Bulgarian Border Police Chiefs Quit in Migrant Scandal

Two top border police officials have resigned after а suspected people-smuggler won a public tender to transport migrants to accommodation centres inside the country.

The director of the police border guards, Antonio Angelov, and his deputy Yotko Andreev stepped down on Monday after Bulgaria’s Prime Minister Boyko Borissov demanded their resignations.

Bulgaria's new Prime Minister Boyko Borisov and leader of the center-right Citizens for European Development of Bulgaria party 'GERB', speaks during an official ceremony at the Bulgarian Government building in the capital Sofia, Monday, July, 27, 2009. Lawmakers voted 162-77, with one abstention, to ratify Prime Minister-designate Boiko Borisov's new government Monday, and approved his 16-member Cabinet in a separate vote. The former Sofia mayor, whose GERB party won a July 5 election, is promising to implement swift anti-corruption reforms aimed at restoring European Union confidence in Bulgaria and unfreezing blocked EU funds to help the country cope with its economic crisis. (AP Photo)
Bulgaria’s Prime Minister Boyko Borissov

 

Borissov’s call followed media reports that revealed that an entrepreneur charged with smuggling undocumented migrants to Bulgaria won a public tender from the interior ministry for transportation of migrants who have been arrested inside the country to accommodation centres.

“This is shameful, I have nothing more to add,” Borissov told journalists on Monday, adding that the story “sounds like a joke”.

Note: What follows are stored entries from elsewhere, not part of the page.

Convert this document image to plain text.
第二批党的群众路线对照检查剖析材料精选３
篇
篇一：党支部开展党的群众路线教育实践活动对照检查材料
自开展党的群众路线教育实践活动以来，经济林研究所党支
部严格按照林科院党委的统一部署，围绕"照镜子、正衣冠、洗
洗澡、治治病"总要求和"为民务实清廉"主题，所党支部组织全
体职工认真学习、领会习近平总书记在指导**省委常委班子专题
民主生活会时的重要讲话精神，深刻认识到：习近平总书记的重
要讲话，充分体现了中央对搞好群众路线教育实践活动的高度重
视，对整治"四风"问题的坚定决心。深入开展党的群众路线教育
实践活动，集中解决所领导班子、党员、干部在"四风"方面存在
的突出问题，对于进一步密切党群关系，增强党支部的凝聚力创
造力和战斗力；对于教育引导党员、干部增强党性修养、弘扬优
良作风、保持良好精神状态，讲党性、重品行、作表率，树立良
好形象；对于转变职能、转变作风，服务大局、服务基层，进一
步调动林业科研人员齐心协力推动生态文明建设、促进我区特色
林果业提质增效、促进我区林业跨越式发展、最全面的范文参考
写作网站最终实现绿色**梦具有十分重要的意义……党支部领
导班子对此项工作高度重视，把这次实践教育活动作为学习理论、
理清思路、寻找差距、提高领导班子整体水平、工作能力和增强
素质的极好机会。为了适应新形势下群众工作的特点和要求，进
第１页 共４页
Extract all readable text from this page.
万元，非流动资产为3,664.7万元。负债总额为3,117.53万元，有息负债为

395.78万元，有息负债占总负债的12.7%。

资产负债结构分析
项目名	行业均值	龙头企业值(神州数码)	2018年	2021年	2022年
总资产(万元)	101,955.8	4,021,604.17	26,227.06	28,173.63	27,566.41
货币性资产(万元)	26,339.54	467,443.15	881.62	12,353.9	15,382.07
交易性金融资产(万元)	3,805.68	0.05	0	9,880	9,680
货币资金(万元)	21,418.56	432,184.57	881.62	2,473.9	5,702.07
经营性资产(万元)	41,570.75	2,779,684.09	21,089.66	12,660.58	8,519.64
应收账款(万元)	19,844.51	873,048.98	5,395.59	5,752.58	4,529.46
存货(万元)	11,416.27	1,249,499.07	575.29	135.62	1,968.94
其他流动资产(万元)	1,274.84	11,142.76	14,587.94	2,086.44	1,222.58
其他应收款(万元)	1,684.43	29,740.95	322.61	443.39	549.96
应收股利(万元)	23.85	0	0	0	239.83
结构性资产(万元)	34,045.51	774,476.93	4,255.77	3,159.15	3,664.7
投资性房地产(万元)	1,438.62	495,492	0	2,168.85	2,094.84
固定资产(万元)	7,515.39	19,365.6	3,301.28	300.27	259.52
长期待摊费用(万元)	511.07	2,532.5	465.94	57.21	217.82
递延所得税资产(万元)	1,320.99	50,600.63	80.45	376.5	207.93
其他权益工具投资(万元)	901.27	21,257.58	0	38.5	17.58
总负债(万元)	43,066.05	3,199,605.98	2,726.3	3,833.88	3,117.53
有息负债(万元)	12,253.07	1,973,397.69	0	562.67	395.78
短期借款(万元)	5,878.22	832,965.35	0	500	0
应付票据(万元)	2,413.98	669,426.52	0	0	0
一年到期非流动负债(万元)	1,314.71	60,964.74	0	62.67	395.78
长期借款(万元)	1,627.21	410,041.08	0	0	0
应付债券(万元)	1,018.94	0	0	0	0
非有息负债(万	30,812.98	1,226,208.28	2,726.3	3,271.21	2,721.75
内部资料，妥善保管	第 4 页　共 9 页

The 34-year-old Grigor Toshkov, owner of the company Edelvais 0707, was arrested at the end of June while driving a bus containing 65 migrants, none of whom had any documents, near Bulgaria’s border with Turkey.

He was charged with migrant smuggling and released under house arrest. Toshkov even signed a deal with the prosecution, accepting the accusations, but withdrew from the agreement later.

While he was under house arrest, he transferred the transport company, which won the public tender on August 8, to his 56-year-old father.

It also turned out that the hired bus he used while allegedly trying to smuggle migrants through Bulgaria was the same one that police intended to use to transport the migrants to the accommodation centres.

The case has provoked public mockery and outrage, as the Bulgarian interior ministry has often been accused of corruption and other malpractices.

At the end of July, the state’s special prosecution charged four police officers with involvement in an organised crime ring dealing with people-smuggling.

The Bulgarian interior ministry has appointed Svetlan Kachikov as the new chief of the border guards.

Kachikov has over 20 years’ experience with the border and coastguards, according to the interior ministry.

He was a commander of the Bulgarian ship Obzor, which rescued 900 migrants near the Greek island of Lesbos in February as a part of the Frontex naval mission Poseidon.

Meanwhile on Tuesday, Bulgarian National Radio reported that 100 Frontex officers will join Bulgarian guards at the country’s borders with Turkey and Serbia.

The majority of the EU officers – 85 of them – will participate in border patrols, while the other 15 will work at border checkpoints.